What Justice Barrett and many others may not realize is that our child protective services, as well as foster care and adoption agencies, are OVER-BURDENED as it is.
In 2019, it was estimated over 420,000 children were in foster care. For the same year, the CDC reported nearly 630,000 abortions were performed.
Within a single year, the foster care system would have more than doubled in size if Justice Barrett’s suggestion was followed through. This places a heavy burden and unnecessary burden on an already fragile foster care system, forcing it to become a stop-gap for larger holes in our legislation and policies.
Our experience in abuse and negligence cases tells us that should Roe be overturned there will be:
- More than doubling the population of the foster care system.
- Increased home violence because parents in poverty have more stress upon them.
- More negligence, and thus eventually more crime when you consider that 40% of the children who age out of foster care wind up dead, homeless, and or in prison within three years.
Foster care is not a dumping ground for an “unwanted” child; it is a system that is supposed to provide safe and stable homes to children who need it. Often, the courts try to provide guidelines for the family of origin to meet in order for the child to be returned to them in time. Justice Barrett’s comments suggest a lack of fully understanding the purpose and intentions of child welfare services.
Foster care has helped find homes for a number of youth, but it is far from a perfect system with many having found themselves hurt by it. Caseworkers are often overburdened, so to ask them to take on so much additional work is both irresponsible and negligent. We cannot ask them to become the answer to larger issues.
Across several polls, the leading reasons for why women choose abortion are:
- Lacking financial ability to provide for a child.

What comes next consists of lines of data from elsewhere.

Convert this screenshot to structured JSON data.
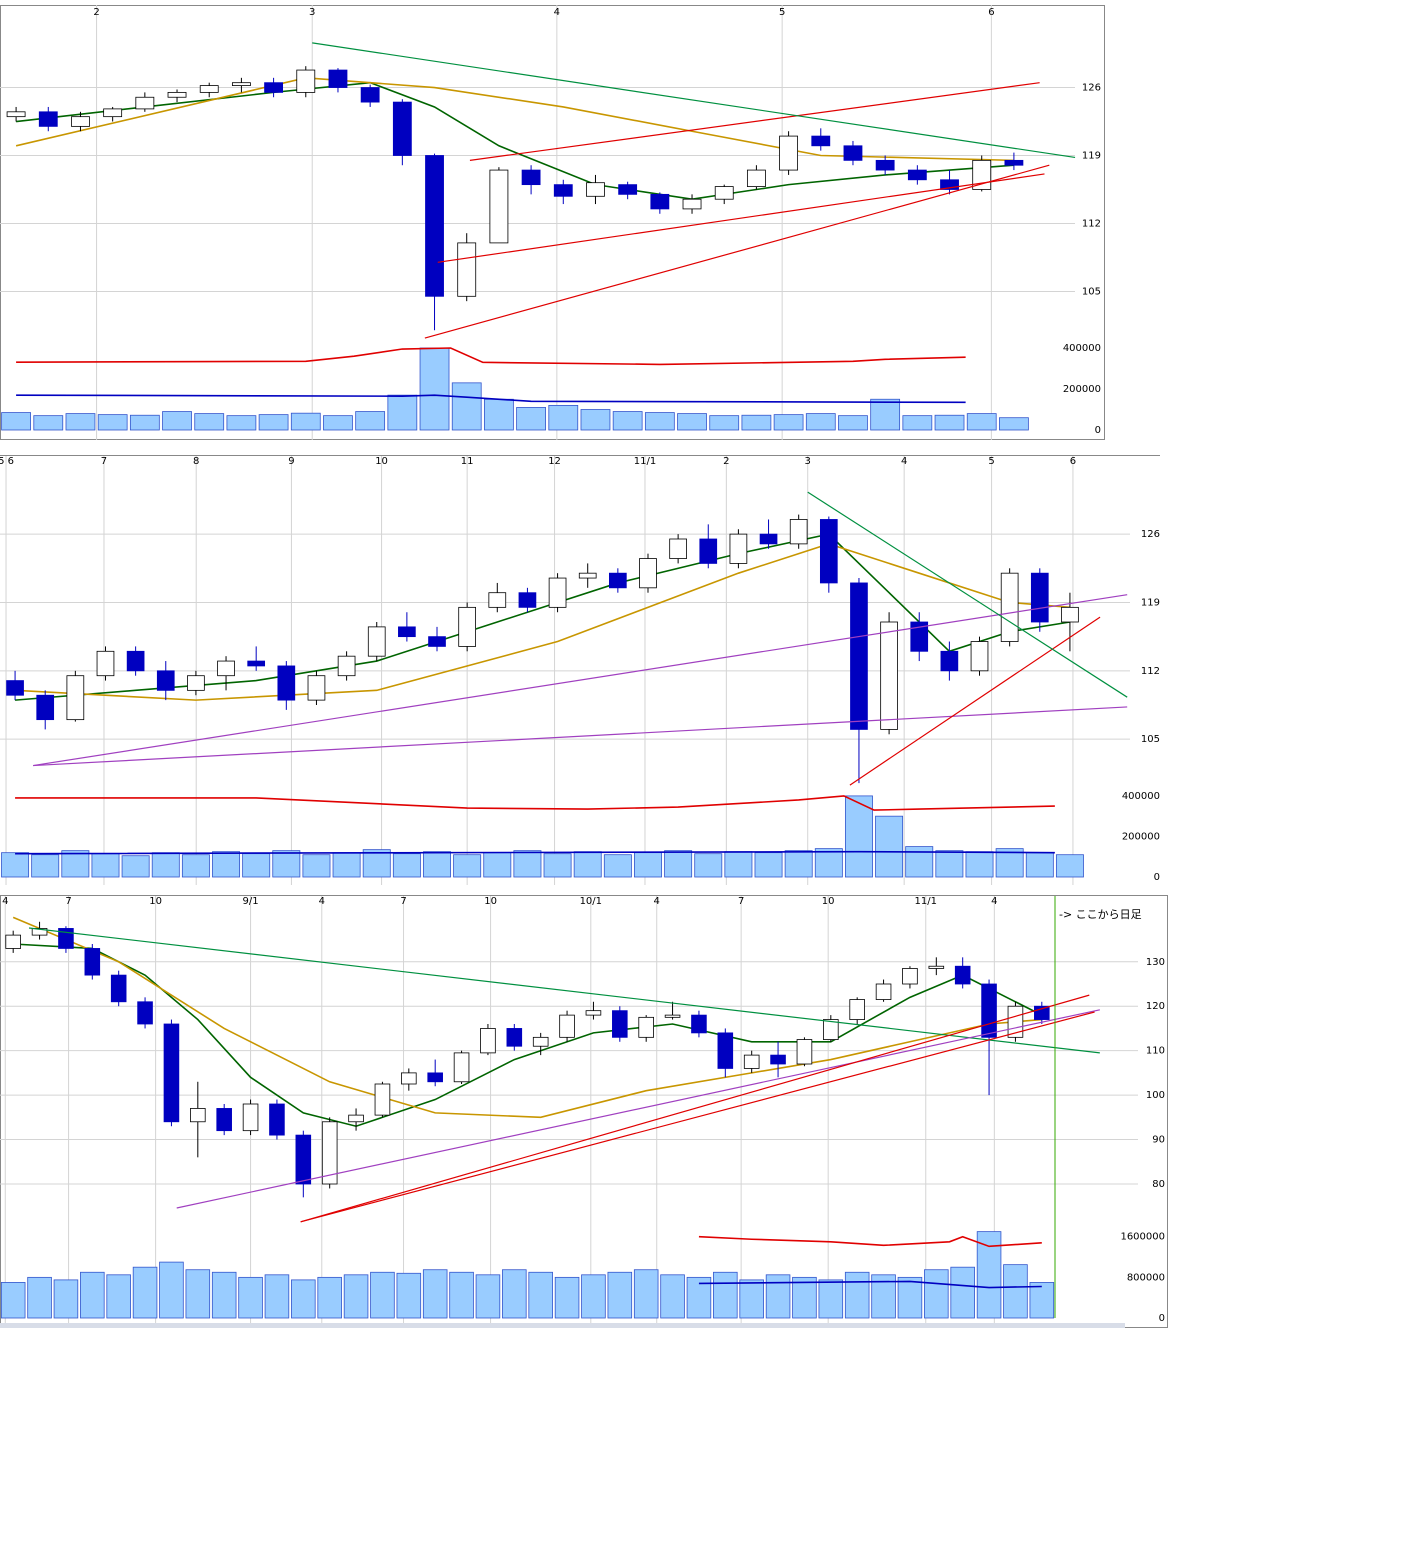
{
  "chart_data": [
    {
      "type": "candlestick",
      "xlim": [
        -0.5,
        31.5
      ],
      "xticks": [
        {
          "value": 2.5,
          "label": "2"
        },
        {
          "value": 9.2,
          "label": "3"
        },
        {
          "value": 16.8,
          "label": "4"
        },
        {
          "value": 23.8,
          "label": "5"
        },
        {
          "value": 30.3,
          "label": "6"
        }
      ],
      "ylim": [
        100,
        134.5
      ],
      "yticks": [
        105,
        112,
        119,
        126
      ],
      "open": [
        123,
        123.5,
        122,
        123,
        123.8,
        125,
        125.5,
        126.2,
        126.5,
        125.5,
        127.8,
        126,
        124.5,
        119,
        104.5,
        110,
        117.5,
        116,
        114.8,
        116,
        115,
        113.5,
        114.5,
        115.8,
        117.5,
        121,
        120,
        118.5,
        117.5,
        116.5,
        115.5,
        118.5
      ],
      "high": [
        124,
        124,
        123.5,
        124,
        125.5,
        125.8,
        126.5,
        127,
        127,
        128.2,
        128,
        126.3,
        124.8,
        119.2,
        111,
        117.8,
        118,
        116.5,
        117,
        116.3,
        115.2,
        115,
        116,
        118,
        121.5,
        121.8,
        120.5,
        119,
        118,
        117.5,
        119,
        119.3
      ],
      "low": [
        122.5,
        121.5,
        121.5,
        122.5,
        123.5,
        124.5,
        125,
        125.5,
        125,
        125,
        125.5,
        124,
        118,
        101,
        104,
        110,
        115,
        114,
        114,
        114.5,
        113,
        113,
        114,
        115.5,
        117,
        119.5,
        118,
        117,
        116,
        115,
        115.3,
        117.5
      ],
      "close": [
        123.5,
        122,
        123,
        123.8,
        125,
        125.5,
        126.2,
        126.5,
        125.5,
        127.8,
        126,
        124.5,
        119,
        104.5,
        110,
        117.5,
        116,
        114.8,
        116.2,
        115,
        113.5,
        114.5,
        115.8,
        117.5,
        121,
        120,
        118.5,
        117.5,
        116.5,
        115.5,
        118.5,
        118
      ],
      "up_color": "#ffffff",
      "down_color": "#0000c0",
      "series": [
        {
          "color": "#006400",
          "x": [
            0,
            4,
            8,
            11,
            13,
            15,
            18,
            21,
            24,
            27,
            31
          ],
          "values": [
            122.5,
            124,
            125.5,
            126.5,
            124,
            120,
            116,
            114.5,
            116,
            117,
            118
          ]
        },
        {
          "color": "#c89600",
          "x": [
            0,
            9,
            13,
            17,
            21,
            25,
            31
          ],
          "values": [
            120,
            127,
            126,
            124,
            121.5,
            119,
            118.5
          ]
        }
      ],
      "trendlines": [
        {
          "color": "#e00000",
          "x": [
            14.1,
            31.8
          ],
          "values": [
            118.5,
            126.5
          ]
        },
        {
          "color": "#e00000",
          "x": [
            13.1,
            31.95
          ],
          "values": [
            108,
            117.1
          ]
        },
        {
          "color": "#e00000",
          "x": [
            12.7,
            32.1
          ],
          "values": [
            100.2,
            118
          ]
        },
        {
          "color": "#009040",
          "x": [
            9.2,
            32.9
          ],
          "values": [
            130.6,
            118.8
          ]
        }
      ],
      "volume": [
        85000,
        70000,
        80000,
        75000,
        72000,
        90000,
        80000,
        70000,
        75000,
        82000,
        70000,
        90000,
        170000,
        400000,
        230000,
        150000,
        110000,
        120000,
        100000,
        90000,
        85000,
        80000,
        70000,
        72000,
        75000,
        80000,
        70000,
        150000,
        70000,
        72000,
        80000,
        60000
      ],
      "volume_color": "#99ccff",
      "vlim": [
        0,
        439000
      ],
      "vticks": [
        0,
        200000,
        400000
      ],
      "volume_series": [
        {
          "color": "#e00000",
          "x": [
            0,
            9,
            10.5,
            12,
            13.5,
            14.5,
            20,
            26,
            27,
            29.5
          ],
          "values": [
            331000,
            335000,
            360000,
            395000,
            400000,
            330000,
            320000,
            335000,
            345000,
            355000
          ]
        },
        {
          "color": "#0000c0",
          "x": [
            0,
            12,
            13,
            14,
            16,
            29.5
          ],
          "values": [
            170000,
            165000,
            170000,
            160000,
            140000,
            135000
          ]
        }
      ]
    },
    {
      "type": "candlestick",
      "xlim": [
        -0.5,
        35.5
      ],
      "xticks": [
        {
          "value": -0.3,
          "label": "5 6"
        },
        {
          "value": 2.95,
          "label": "7"
        },
        {
          "value": 6.01,
          "label": "8"
        },
        {
          "value": 9.17,
          "label": "9"
        },
        {
          "value": 12.16,
          "label": "10"
        },
        {
          "value": 15.0,
          "label": "11"
        },
        {
          "value": 17.9,
          "label": "12"
        },
        {
          "value": 20.9,
          "label": "11/1"
        },
        {
          "value": 23.6,
          "label": "2"
        },
        {
          "value": 26.3,
          "label": "3"
        },
        {
          "value": 29.5,
          "label": "4"
        },
        {
          "value": 32.4,
          "label": "5"
        },
        {
          "value": 35.1,
          "label": "6"
        }
      ],
      "ylim": [
        100,
        134
      ],
      "yticks": [
        105,
        112,
        119,
        126
      ],
      "open": [
        111,
        109.5,
        107,
        111.5,
        114,
        112,
        110,
        111.5,
        113,
        112.5,
        109,
        111.5,
        113.5,
        116.5,
        115.5,
        114.5,
        118.5,
        120,
        118.5,
        121.5,
        122,
        120.5,
        123.5,
        125.5,
        123,
        126,
        125,
        127.5,
        121,
        106,
        117,
        114,
        112,
        115,
        122,
        117
      ],
      "high": [
        112,
        110,
        112,
        114.5,
        114.5,
        113,
        112,
        113.5,
        114.5,
        113,
        112,
        114,
        117,
        118,
        116.5,
        119,
        121,
        120.5,
        122,
        123,
        122.5,
        124,
        126,
        127,
        126.5,
        127.5,
        128,
        127.8,
        121.5,
        118,
        118,
        115,
        115.5,
        122.5,
        122.5,
        120
      ],
      "low": [
        109,
        106,
        106.8,
        111,
        111.5,
        109,
        109.5,
        110,
        112,
        108,
        108.5,
        111,
        113,
        115,
        114,
        114,
        118,
        118,
        118,
        120.5,
        120,
        120,
        123,
        122.5,
        122.5,
        124.5,
        124.5,
        120,
        100.5,
        105.5,
        113,
        111,
        111.5,
        114.5,
        116,
        114
      ],
      "close": [
        109.5,
        107,
        111.5,
        114,
        112,
        110,
        111.5,
        113,
        112.5,
        109,
        111.5,
        113.5,
        116.5,
        115.5,
        114.5,
        118.5,
        120,
        118.5,
        121.5,
        122,
        120.5,
        123.5,
        125.5,
        123,
        126,
        125,
        127.5,
        121,
        106,
        117,
        114,
        112,
        115,
        122,
        117,
        118.5
      ],
      "up_color": "#ffffff",
      "down_color": "#0000c0",
      "series": [
        {
          "color": "#006400",
          "x": [
            0,
            4,
            8,
            12,
            16,
            20,
            24,
            27,
            29,
            31,
            33,
            35
          ],
          "values": [
            109,
            110,
            111,
            113,
            117,
            121,
            124,
            126,
            120,
            114,
            116,
            117
          ]
        },
        {
          "color": "#c89600",
          "x": [
            0,
            6,
            12,
            18,
            24,
            27,
            30,
            33,
            35
          ],
          "values": [
            110,
            109,
            110,
            115,
            122,
            125,
            122,
            119,
            118.5
          ]
        }
      ],
      "trendlines": [
        {
          "color": "#a040c0",
          "x": [
            0.6,
            36.9
          ],
          "values": [
            102.3,
            119.8
          ]
        },
        {
          "color": "#a040c0",
          "x": [
            0.6,
            36.9
          ],
          "values": [
            102.3,
            108.3
          ]
        },
        {
          "color": "#e00000",
          "x": [
            27.7,
            36.0
          ],
          "values": [
            100.3,
            117.5
          ]
        },
        {
          "color": "#009040",
          "x": [
            26.3,
            36.9
          ],
          "values": [
            130.3,
            109.3
          ]
        }
      ],
      "volume": [
        120000,
        110000,
        130000,
        115000,
        105000,
        120000,
        110000,
        125000,
        115000,
        130000,
        110000,
        120000,
        135000,
        115000,
        125000,
        110000,
        120000,
        130000,
        115000,
        125000,
        110000,
        120000,
        130000,
        115000,
        125000,
        120000,
        130000,
        140000,
        400000,
        300000,
        150000,
        130000,
        125000,
        140000,
        120000,
        110000
      ],
      "volume_color": "#99ccff",
      "vlim": [
        0,
        439000
      ],
      "vticks": [
        0,
        200000,
        400000
      ],
      "volume_series": [
        {
          "color": "#e00000",
          "x": [
            0,
            8,
            15,
            19,
            22,
            26,
            27.5,
            28.5,
            30,
            34.5
          ],
          "values": [
            390000,
            390000,
            340000,
            335000,
            345000,
            380000,
            400000,
            330000,
            335000,
            350000
          ]
        },
        {
          "color": "#0000c0",
          "x": [
            0,
            28,
            34.5
          ],
          "values": [
            115000,
            125000,
            120000
          ]
        }
      ]
    },
    {
      "type": "candlestick",
      "xlim": [
        -0.5,
        39.5
      ],
      "xticks": [
        {
          "value": -0.3,
          "label": "4"
        },
        {
          "value": 2.1,
          "label": "7"
        },
        {
          "value": 5.4,
          "label": "10"
        },
        {
          "value": 9.0,
          "label": "9/1"
        },
        {
          "value": 11.7,
          "label": "4"
        },
        {
          "value": 14.8,
          "label": "7"
        },
        {
          "value": 18.1,
          "label": "10"
        },
        {
          "value": 21.9,
          "label": "10/1"
        },
        {
          "value": 24.4,
          "label": "4"
        },
        {
          "value": 27.6,
          "label": "7"
        },
        {
          "value": 30.9,
          "label": "10"
        },
        {
          "value": 34.6,
          "label": "11/1"
        },
        {
          "value": 37.2,
          "label": "4"
        }
      ],
      "ylim": [
        71,
        143
      ],
      "yticks": [
        80,
        90,
        100,
        110,
        120,
        130
      ],
      "open": [
        133,
        136,
        137.5,
        133,
        127,
        121,
        116,
        94,
        97,
        92,
        98,
        91,
        80,
        94,
        95.5,
        102.5,
        105,
        103,
        109.5,
        115,
        111,
        113,
        118,
        119,
        113,
        117.5,
        118,
        114,
        106,
        109,
        107,
        112.5,
        117,
        121.5,
        125,
        128.5,
        129,
        125,
        113,
        120
      ],
      "high": [
        137,
        139,
        138,
        134,
        128,
        122,
        117,
        103,
        98,
        99,
        99,
        92,
        95,
        97,
        103,
        106,
        108,
        110,
        116,
        116,
        114,
        119,
        121,
        120,
        118,
        121,
        119,
        115,
        110,
        112,
        113,
        118,
        122,
        126,
        129,
        131,
        131,
        126,
        121,
        121
      ],
      "low": [
        132,
        135,
        132,
        126,
        120,
        115,
        93,
        86,
        91,
        91,
        90,
        77,
        79,
        92,
        95,
        101,
        102,
        102.5,
        109,
        110,
        109,
        112,
        117,
        112,
        112,
        117,
        113,
        104,
        105,
        104,
        106.5,
        112,
        116,
        121,
        124,
        127,
        124,
        100,
        112,
        116
      ],
      "close": [
        136,
        137.5,
        133,
        127,
        121,
        116,
        94,
        97,
        92,
        98,
        91,
        80,
        94,
        95.5,
        102.5,
        105,
        103,
        109.5,
        115,
        111,
        113,
        118,
        119,
        113,
        117.5,
        118,
        114,
        106,
        109,
        107,
        112.5,
        117,
        121.5,
        125,
        128.5,
        129,
        125,
        113,
        120,
        117
      ],
      "up_color": "#ffffff",
      "down_color": "#0000c0",
      "series": [
        {
          "color": "#006400",
          "x": [
            0,
            3,
            5,
            7,
            9,
            11,
            13,
            16,
            19,
            22,
            25,
            28,
            31,
            34,
            36,
            38,
            39
          ],
          "values": [
            134,
            133,
            127,
            117,
            104,
            96,
            93,
            99,
            108,
            114,
            116,
            112,
            112,
            122,
            127,
            121,
            118
          ]
        },
        {
          "color": "#c89600",
          "x": [
            0,
            4,
            8,
            12,
            16,
            20,
            24,
            28,
            31,
            34,
            37,
            39
          ],
          "values": [
            140,
            130,
            115,
            103,
            96,
            95,
            101,
            105,
            108,
            112,
            116,
            117
          ]
        }
      ],
      "trendlines": [
        {
          "color": "#009040",
          "x": [
            0.6,
            41.2
          ],
          "values": [
            137.6,
            109.5
          ]
        },
        {
          "color": "#a040c0",
          "x": [
            6.2,
            41.2
          ],
          "values": [
            74.6,
            119.2
          ]
        },
        {
          "color": "#e00000",
          "x": [
            10.9,
            41.0
          ],
          "values": [
            71.5,
            118.7
          ]
        },
        {
          "color": "#e00000",
          "x": [
            10.9,
            40.8
          ],
          "values": [
            71.5,
            122.5
          ]
        }
      ],
      "volume": [
        700000,
        800000,
        750000,
        900000,
        850000,
        1000000,
        1100000,
        950000,
        900000,
        800000,
        850000,
        750000,
        800000,
        850000,
        900000,
        880000,
        950000,
        900000,
        850000,
        950000,
        900000,
        800000,
        850000,
        900000,
        950000,
        850000,
        800000,
        900000,
        750000,
        850000,
        800000,
        750000,
        900000,
        850000,
        800000,
        950000,
        1000000,
        1700000,
        1050000,
        700000
      ],
      "volume_color": "#99ccff",
      "vlim": [
        0,
        1850000
      ],
      "vticks": [
        0,
        800000,
        1600000
      ],
      "volume_series": [
        {
          "color": "#e00000",
          "x": [
            26,
            28,
            31,
            33,
            35.5,
            36,
            37,
            39
          ],
          "values": [
            1600000,
            1550000,
            1500000,
            1430000,
            1500000,
            1600000,
            1410000,
            1480000
          ]
        },
        {
          "color": "#0000c0",
          "x": [
            26,
            34,
            37,
            39
          ],
          "values": [
            680000,
            720000,
            600000,
            620000
          ]
        }
      ],
      "annotation": {
        "text": "-> ここから日足",
        "x": 39.5,
        "color": "#33aa00"
      }
    }
  ]
}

- A new child would interfere with education or career plans, or disrupt the ability to care for existing children.
- Not wanting to be a single mother, or facing other relationship concerns.
If one wants to advocate for the life inside the womb, they must also advocate for the quality of one’s life outside of it. We must all advocate for policies and legislation that give all people what they need to be able to support their families–increased wages, affordable housing, access to healthcare, extended maternity leave and pay. And that’s just the start.
So, rather than asking if safe-haven laws can just pick up the slack, perhaps what should be asked is how we can make systems that are supportive for a quality livelihood for all women?